活版印刷にルーツがあるタイポグラフィには、知っておくべき技術やルールが存在します。そのため取っつきにくいイメージもありますが、基本から学べば誰にでも身につくもの。本書では初心者でも1日10分ずつ学び、30日で一通り理解できるよう、丁寧に説明していきます。さらに知識を定着させるため、各項目ごとに、問題形式の「おさらいチェック」ページ付き。
▼美しく質の高いデザインが可能に
美しく質の高いデザインを実現するためには、タイポグラフィの正しい技術やルールを身につけることが近道です。フォントの扱いや配置に自信がつけば、イラストなどのビジュアル素材がない場合でも、個性ある美しいデザインを実現できるようになります。
▼「フォント」を見極められるようになる
フォントの良し悪しを判断するコツが学べます。本書では「フォントの品質を知ること」「歴史的に評価の定まっている定番フォントを覚えること」からはじめます。書体デザイン面とフォントデータとしての二つの側面から解説し、見分け方や見え方の違いを学びます。フォント記号や約物に関する調整の仕方も必見!
▼読みやすさが変わる「文字組み」を知る
プロの現場では、「ベタ組み」と「スペーシング」を理解することが必須。調整のコツや使い分けの判断について学びます。「文字の大きさとアキ量」「半角スペースは1/2ではありません」「全角/半角の使い分け」など、プロでもあやふやになりがちな知識も改めて整理できます。
▼魅力的な文字「レイアウト」の技術とは
タイポグラフィの観点から、レイアウトが上達する方法を解説します。重要になってくる「タイトル」「読む順序と優先度」「グリッドシステム」の3つについて基礎的な考え方とは何か。特にグリッドシステムをデザインに取り入れる具体的な方法を紹介していきます。
▼著者について
著者はプロのデザイナーとして活動しながら、タイポグラフィについてのセミナー講師、大学非常勤講師として活動を続けています。初心者がどのような間違い・勘違いをしやすいか、どこがわかっていないかを見てきており、そうした長年の経験に基づき、学習の助けになり、実際の仕事にも役立つような一冊もなるよう本書を執筆しました。
これは何のための本か?
タイポグラフィ学習の本。
この本を読む理由は何か?
以前読んだ本の著者の方が、新刊を出したと聞いて。
↓
この本が伝える大切なことは何か?
「怖くない」って書いてあるけど、怖いってば。
総評
初心者向けのやさしい入門書ということになっていますが、内容の質が良いので、「あらためて基礎からしっかり学び直そう」と思う人なら、誰にでも参考書として使ってもらえるものです。

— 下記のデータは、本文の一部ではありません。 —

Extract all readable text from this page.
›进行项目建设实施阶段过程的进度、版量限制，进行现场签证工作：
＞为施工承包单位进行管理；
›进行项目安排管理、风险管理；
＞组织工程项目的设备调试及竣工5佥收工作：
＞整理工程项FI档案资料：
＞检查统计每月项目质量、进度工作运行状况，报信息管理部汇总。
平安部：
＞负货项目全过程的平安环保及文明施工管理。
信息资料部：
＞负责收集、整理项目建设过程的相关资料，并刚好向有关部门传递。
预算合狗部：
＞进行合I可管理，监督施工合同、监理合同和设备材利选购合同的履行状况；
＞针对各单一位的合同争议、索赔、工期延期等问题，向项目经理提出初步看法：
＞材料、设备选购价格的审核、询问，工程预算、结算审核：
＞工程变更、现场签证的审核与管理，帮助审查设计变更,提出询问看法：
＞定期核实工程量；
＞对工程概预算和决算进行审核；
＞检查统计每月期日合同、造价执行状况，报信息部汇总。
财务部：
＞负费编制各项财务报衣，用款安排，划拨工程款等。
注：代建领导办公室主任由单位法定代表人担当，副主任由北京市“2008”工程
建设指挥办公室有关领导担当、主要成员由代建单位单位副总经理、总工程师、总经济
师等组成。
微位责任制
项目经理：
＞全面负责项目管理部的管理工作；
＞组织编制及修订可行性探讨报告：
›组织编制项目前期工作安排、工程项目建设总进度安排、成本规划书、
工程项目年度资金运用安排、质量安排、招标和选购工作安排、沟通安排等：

ところが実際に読み進めると、タイトルの「怖くない」という言葉とは裏腹に、むしろ「怖い……!」と感じる瞬間が多々あります(爆)。
なんというか、序盤から
「これはあくまで初心者向け。
デザイナーを名乗るなら当然理解しているはず」
という圧がかかってくるんですよ。
BLEACHでいうところの、更木剣八が出てくると霊圧が強すぎておののいてしまう的な。
また終盤には、界隈での事例として「古参の人からの厳しい指摘」や「SNSで公開処刑のように吊し上げられる」といった話まで出てきます。
思わず、ムサビ時代に感じた“細部にこそ神が宿る”という重圧や、重箱の隅をつつくような批評文化を思い出してしまいました。
あれは授業中の先生からではなく、むしろ生徒の雑談から出てくることが多く、本当に「タイポグラフィの世界は厳しい」と実感します。
ただ、それでも「怖くないタイポグラフィ」は、本としての価値が高い。
本文組メジャーフォントの推奨見本帳のように手元に置いておける実用性があり、日常的に参照できる頼もしい存在です。
結局のところ、「怖い」と思わせるのは、それだけタイポグラフィが奥深く、細部へのこだわりが問われる世界だからこそということですね。
ただ、書いてあることが色々怖いので、そこが目に入ってくると、テンションは下がります……。